- Relator(a)
- Ministro Ribeiro Dantas
- Órgão julgador
- Quinta Turma
- Data do julgamento
- 05/11/2019
- Data de publicação
- 12/11/2019
STJ – Acórdão, Rel. Ministro Ribeiro Dantas, Quinta Turma, j. 05/11/2019, p. 12/11/2019
PENAL. HABEAS CORPUS SUBSTITUTIVO DE RECURSO PRÓPRIO. INADEQUAÇÃO. TRÁFICO DE DROGAS. CAUSA DE DIMINUIÇÃO DE PENA DO ART. 33, § 4º, DA LEI N. 11.343/2006. INAPLICABILIDADE. RÉU QUE SE DEDICA A ATIVIDADES CRIMINOSAS. ALTERAÇÃO DESSE ENTENDIMENTO. REEXAME DE PROVAS. REGIME INICIAL FECHADO. PENA SUPERIOR A OITO ANOS. ADEQUADO. AUSÊNCIA DE MANIFESTA ILEGALIDADE. WRIT NÃO CONHECIDO. 1. Esta Corte e o Supremo Tribunal Federal pacificaram orientação no sentido de que não cabe habeas corpus substitutivo do recurso legalmente previsto para a hipótese, impondo-se o não conhecimento da impetração, salvo quando constatada a existência de flagrante ilegalidade no ato judicial impugnado a justificar a concessão da ordem, de ofício. 2. Nos termos do § 4º do art. 33 da Lei n. 11.343/2006, os condenados pelo crime de tráfico de drogas terão a pena reduzida, de um sexto a dois terços, quando forem reconhecidamente primários, possuírem bons antecedentes e não se dedicarem a atividades criminosas ou integrarem organizações criminosas. 3. Concluído pelas instâncias antecedentes, com amparo não só na quantidade do entorpecente apreendido - 250 pedras de crack (96g) - mas também nas provas colhidas nos autos, que o paciente é contumaz na prática criminosa, a alteração desse entendimento - para fazer incidir a minorante da Lei de Drogas - enseja o reexame do conteúdo probatório dos autos, o que é inadmissível em sede de habeas corpus.

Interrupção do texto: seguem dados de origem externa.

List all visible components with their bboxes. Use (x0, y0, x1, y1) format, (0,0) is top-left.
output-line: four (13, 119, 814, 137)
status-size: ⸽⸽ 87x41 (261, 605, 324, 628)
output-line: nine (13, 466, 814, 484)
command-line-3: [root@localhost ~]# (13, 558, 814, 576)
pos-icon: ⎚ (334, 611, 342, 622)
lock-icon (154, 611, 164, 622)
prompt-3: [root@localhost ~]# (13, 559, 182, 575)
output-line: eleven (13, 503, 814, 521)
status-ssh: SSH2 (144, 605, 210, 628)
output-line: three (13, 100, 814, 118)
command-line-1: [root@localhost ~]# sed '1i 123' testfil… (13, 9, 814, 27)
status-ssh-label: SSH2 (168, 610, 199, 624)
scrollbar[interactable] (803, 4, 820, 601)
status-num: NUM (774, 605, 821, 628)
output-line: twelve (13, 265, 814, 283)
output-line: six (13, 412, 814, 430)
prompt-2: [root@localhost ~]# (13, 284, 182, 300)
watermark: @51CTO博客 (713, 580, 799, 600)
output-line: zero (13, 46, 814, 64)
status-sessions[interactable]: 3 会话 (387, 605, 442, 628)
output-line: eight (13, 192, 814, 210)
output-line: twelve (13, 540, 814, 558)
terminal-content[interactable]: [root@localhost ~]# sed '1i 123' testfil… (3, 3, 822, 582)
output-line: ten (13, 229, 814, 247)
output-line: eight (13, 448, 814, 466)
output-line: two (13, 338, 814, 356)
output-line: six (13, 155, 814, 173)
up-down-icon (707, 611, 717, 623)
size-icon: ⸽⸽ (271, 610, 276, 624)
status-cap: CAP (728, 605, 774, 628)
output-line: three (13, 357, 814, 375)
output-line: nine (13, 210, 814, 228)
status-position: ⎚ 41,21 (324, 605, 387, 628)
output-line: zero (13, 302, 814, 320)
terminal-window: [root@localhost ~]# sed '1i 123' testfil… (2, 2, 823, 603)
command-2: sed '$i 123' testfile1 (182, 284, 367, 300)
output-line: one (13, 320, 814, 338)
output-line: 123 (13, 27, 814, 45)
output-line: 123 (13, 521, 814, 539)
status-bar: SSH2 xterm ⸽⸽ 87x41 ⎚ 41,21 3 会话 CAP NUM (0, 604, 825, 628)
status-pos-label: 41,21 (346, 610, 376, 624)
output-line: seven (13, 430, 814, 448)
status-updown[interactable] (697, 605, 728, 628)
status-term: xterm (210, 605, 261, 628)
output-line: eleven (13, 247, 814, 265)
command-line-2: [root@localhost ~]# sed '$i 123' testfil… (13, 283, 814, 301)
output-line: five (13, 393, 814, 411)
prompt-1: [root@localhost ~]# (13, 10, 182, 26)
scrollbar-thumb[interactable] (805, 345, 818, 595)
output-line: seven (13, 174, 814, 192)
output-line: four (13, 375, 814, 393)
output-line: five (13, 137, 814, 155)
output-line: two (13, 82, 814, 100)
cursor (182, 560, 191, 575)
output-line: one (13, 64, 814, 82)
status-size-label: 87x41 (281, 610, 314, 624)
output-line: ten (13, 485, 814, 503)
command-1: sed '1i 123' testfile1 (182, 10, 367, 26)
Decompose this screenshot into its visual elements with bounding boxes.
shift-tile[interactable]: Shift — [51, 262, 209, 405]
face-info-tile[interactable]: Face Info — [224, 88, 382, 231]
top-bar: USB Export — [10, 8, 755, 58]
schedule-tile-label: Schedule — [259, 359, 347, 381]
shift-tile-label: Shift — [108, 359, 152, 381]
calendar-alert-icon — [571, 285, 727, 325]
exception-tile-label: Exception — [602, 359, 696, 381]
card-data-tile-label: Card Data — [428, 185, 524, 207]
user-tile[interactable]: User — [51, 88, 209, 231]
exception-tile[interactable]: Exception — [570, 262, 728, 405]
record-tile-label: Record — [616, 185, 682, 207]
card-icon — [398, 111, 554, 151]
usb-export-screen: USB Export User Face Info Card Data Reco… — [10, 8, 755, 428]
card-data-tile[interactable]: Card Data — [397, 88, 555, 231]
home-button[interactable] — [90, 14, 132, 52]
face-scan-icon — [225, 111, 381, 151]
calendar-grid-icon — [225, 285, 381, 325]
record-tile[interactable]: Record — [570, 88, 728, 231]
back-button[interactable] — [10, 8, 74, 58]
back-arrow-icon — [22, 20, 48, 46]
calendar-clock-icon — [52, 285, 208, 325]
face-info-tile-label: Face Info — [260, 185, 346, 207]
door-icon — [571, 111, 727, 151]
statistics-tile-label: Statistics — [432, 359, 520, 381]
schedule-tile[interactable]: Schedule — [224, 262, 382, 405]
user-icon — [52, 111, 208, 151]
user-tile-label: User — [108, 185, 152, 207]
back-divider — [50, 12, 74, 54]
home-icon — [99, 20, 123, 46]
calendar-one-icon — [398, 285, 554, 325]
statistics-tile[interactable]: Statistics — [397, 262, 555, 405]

Precedentes. 4. Mantido o quantum da sanção corporal imposta em patamar superior a 8 anos de reclusão, diante do reconhecimento do concurso material entre os delitos de tráfico de drogas e de posse ilegal de artefato explosivo ou incendiário, é incabível a alteração do regime prisional para o semiaberto, a teor do art. 33, § 2º, "a", do CP. 5. Habeas corpus não conhecido. (HC n. 526.313/MG, relator Ministro Ribeiro Dantas, Quinta Turma, julgado em 5/11/2019, DJe de 12/11/2019.)